Vivre et réfléchir est un choix de vie que Mme de Staël va s’efforcer de conduire, notamment en politique, par exemple durant la rédaction de la Constitution de 1791, puis celle de 1795, ou pendant les voyages d’où elle tire Dix années d’exil, ouvrage qui constitue autant une réflexion sur les peuples rencontrés qu’un examen de sa situation et de ses capacités de résistance devant l’ogre napoléonien. Simone Balayé, éditrice de ses carnets de voyage11 – Allemagne, Italie en deux séjours, Russie, Suède, Angleterre – a conduit sur ce point une belle entreprise éditoriale. Mais, au sein même du plaisir qu’elle ressent à étudier les peuples étrangers, il y avait sans doute quelque autodiscipline infligée, il y a eu souvent l’exil, car, comme le rappelle Simone Balayé, elle a émis ce soupir : « Voyager est le plus triste plaisir de la vie12 ». Cependant, elle sait, en lectrice de Montaigne, que les rencontres de voyage ne sont pas purement accidentelles et empiriques – du fait même que « l’homme est tout entier dans chaque homme13 », comme elle l’écrit dans le traité des Passions.
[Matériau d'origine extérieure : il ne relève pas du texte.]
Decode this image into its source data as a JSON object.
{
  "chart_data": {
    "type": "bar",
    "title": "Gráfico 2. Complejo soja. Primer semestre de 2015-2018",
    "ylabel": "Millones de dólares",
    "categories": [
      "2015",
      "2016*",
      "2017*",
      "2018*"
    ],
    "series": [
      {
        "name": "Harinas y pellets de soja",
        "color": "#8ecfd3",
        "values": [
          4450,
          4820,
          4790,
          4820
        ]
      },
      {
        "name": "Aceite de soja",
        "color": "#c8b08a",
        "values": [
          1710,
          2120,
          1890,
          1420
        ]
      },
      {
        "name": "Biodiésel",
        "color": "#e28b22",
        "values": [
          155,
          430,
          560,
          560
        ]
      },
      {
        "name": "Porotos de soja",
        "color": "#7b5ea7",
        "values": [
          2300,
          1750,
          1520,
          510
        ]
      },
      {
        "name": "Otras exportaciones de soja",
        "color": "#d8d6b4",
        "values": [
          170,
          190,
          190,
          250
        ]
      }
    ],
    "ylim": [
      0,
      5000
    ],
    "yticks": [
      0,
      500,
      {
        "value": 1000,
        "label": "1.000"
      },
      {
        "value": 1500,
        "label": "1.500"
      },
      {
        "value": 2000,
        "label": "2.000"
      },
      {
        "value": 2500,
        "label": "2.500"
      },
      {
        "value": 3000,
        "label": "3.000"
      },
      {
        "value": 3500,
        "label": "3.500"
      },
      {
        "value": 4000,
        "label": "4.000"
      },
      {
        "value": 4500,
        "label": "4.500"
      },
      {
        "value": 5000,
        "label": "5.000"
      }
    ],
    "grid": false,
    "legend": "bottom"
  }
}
C’est donc bien une éducation de soi par soi, que Mme de Staël a découverte, avec Montaigne et sans doute d’autres auteurs comme Pascal et Montesquieu, une éducation à la philosophie et par la philosophie dont l’acmé apparaît dans De l’Allemagne. Dans cette période, entre 1810 et 1813, elle donne une formule clé, sous un terme que Littré a retenu et rapporte à Mme de Staël, mais qu’on a oublié depuis : la « libéralité de jugement », c’est-à- dire la liberté de l’esprit en dehors de ses préjugés et de ceux de la société. Elle livre cette clé dans les « Observations générales » qui ouvrent le livre :

L’étude et l’examen peuvent seuls donner cette libéralité de jugement, sans laquelle il est impossible d’acquérir des lumières nouvelles ou de conserver même celles qu’on a ; car on se soumet à de certaines idées reçues, non comme à des vérités mais comme au pouvoir14.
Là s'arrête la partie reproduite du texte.